A descoberta não surgiu num único momento. Foi desenvolvida ao longo de mais de uma
década, em que o trabalho iniciado por Sydney Brenner, na década de 60, foi seguido por
Sulston, na década de 70, que, por sua vez, deixou uma «herança» científica a Horvitz, para
prosseguir a pesquisa.
«A regulação genética da organogénese e da morte celular programada», o título do trabalho
anunciado pelo Comité Nobel, consistiu na identificação, num organismo simples, do
processo de morte celular programada, um mecanismo necessário para as espécies serem
aquilo que são.
O corpo humano, por exemplo, é constituído por centenas de tipos celulares, que se formam
a partir do ovo fecundado. Durante o período embrionário e fetal, o número de células
aumenta exponencialmente. A certa altura, as células amadurecem e diferenciam-se,
«fabricando» os vários tecidos e órgãos do corpo. Só que em alguns deles, como o sistema
nervoso, é necessário um número excessivo de células para que este se desenvolva
correctamente. Por isso, a dada altura, este excesso tem de ser corrigido. Dá-se, então, a
chamada «morte celular», ou o «suicídio das células».

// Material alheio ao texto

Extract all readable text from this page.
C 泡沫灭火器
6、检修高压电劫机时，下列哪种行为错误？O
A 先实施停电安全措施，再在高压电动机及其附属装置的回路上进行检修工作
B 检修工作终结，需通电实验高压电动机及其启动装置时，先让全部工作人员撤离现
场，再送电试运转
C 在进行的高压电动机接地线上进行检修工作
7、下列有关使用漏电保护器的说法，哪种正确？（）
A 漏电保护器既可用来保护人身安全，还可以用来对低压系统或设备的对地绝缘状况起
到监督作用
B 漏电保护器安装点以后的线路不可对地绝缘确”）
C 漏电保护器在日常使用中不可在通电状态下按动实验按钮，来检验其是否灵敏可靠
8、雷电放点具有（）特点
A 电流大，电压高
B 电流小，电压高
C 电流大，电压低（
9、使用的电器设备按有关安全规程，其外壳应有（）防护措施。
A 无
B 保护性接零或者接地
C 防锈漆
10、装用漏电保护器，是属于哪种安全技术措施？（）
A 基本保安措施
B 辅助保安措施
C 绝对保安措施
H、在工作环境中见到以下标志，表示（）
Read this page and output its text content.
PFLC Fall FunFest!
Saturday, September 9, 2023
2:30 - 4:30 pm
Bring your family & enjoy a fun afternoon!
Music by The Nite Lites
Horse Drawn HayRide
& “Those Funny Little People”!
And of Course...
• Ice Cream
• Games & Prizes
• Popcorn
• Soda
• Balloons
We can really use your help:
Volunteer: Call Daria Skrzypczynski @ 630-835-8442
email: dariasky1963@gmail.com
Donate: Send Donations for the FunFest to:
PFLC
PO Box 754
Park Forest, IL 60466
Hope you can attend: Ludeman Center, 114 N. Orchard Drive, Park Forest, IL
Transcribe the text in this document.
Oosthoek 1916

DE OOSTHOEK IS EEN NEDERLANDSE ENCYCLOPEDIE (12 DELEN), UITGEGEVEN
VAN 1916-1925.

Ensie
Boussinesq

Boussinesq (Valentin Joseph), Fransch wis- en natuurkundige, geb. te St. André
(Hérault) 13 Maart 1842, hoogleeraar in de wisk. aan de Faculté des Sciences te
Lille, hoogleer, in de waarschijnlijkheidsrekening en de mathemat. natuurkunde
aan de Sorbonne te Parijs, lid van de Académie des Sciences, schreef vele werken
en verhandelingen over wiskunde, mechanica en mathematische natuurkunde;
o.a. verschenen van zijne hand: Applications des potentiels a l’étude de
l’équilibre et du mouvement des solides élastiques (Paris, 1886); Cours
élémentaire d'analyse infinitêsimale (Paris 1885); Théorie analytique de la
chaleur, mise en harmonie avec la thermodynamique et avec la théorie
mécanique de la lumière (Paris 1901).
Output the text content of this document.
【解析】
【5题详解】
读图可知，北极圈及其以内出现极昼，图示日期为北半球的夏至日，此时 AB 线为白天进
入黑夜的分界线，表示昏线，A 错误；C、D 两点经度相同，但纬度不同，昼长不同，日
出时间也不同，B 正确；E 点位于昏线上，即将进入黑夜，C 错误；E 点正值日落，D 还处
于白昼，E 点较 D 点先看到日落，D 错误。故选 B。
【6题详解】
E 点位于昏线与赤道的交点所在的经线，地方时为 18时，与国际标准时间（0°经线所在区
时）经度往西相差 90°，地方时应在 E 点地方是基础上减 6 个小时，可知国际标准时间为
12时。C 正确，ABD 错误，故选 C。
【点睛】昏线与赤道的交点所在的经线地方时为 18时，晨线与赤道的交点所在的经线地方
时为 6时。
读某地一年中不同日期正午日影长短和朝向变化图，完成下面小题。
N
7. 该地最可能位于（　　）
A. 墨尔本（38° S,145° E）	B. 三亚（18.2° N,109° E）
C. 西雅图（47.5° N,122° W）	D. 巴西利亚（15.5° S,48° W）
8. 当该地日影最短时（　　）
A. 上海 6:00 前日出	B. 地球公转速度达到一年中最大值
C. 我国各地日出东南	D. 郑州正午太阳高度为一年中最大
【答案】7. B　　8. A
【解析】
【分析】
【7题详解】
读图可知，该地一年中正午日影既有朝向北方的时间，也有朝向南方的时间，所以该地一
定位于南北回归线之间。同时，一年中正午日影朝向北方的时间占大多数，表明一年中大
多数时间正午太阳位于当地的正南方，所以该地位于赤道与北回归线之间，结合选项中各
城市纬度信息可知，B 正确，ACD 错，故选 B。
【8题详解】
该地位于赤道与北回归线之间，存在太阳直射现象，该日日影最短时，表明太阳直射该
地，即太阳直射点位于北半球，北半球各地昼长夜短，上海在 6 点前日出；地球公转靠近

Outro caso exemplar deste mecanismo é a formação dos dedos. No início do
desenvolvimento embrionário, começam por estar todos ligados. É a morte celular que
permite «esculpi-los» _ na expressão do investigador do Instituto Gulbenkian de Ciência,
António Jacinto _ para tomarem a forma de uma palma com cinco dedos. O mesmo acontece
com outros órgãos do organismo.
Os laureados recorreram a uma minhoca para desenvolver este trabalho. A Caenorhabditis
elegans (C. elegans) é muito utilizada pelos cientistas, a exemplo do que acontece com a
mosca-da-fruta ou os ratos, em virtude de todas as divisões celulares e diferenciações serem
idênticas em todos os indivíduos, facilitando a construção de um modelo das divisões
celulares. Descobriram, assim, os genes centrais de regulação do desenvolvimento de órgãos
e a morte celular programada e comprovaram a existência de genes idênticos nos
organismos superiores, como o homem.
Todo este processo de suicídio celular decorre, em situações normais, de forma muito
precisa, mantendo-se sempre o equilíbrio entre o processo de expansão de células e a sua
morte. Qualquer disfunção ou desequilíbrio pode desencadear uma proliferação
descontrolada de células e provocar o cancro. Ao contrário, se as células morrerem a um
ritmo em que o organismo perde a capacidade de as repor, pode-se assistir ao surgimento
das doenças degenerativas, como Parkinson ou Alzheimer. São cerca de 20 os genes
envolvidos nos dois processos antagónicos.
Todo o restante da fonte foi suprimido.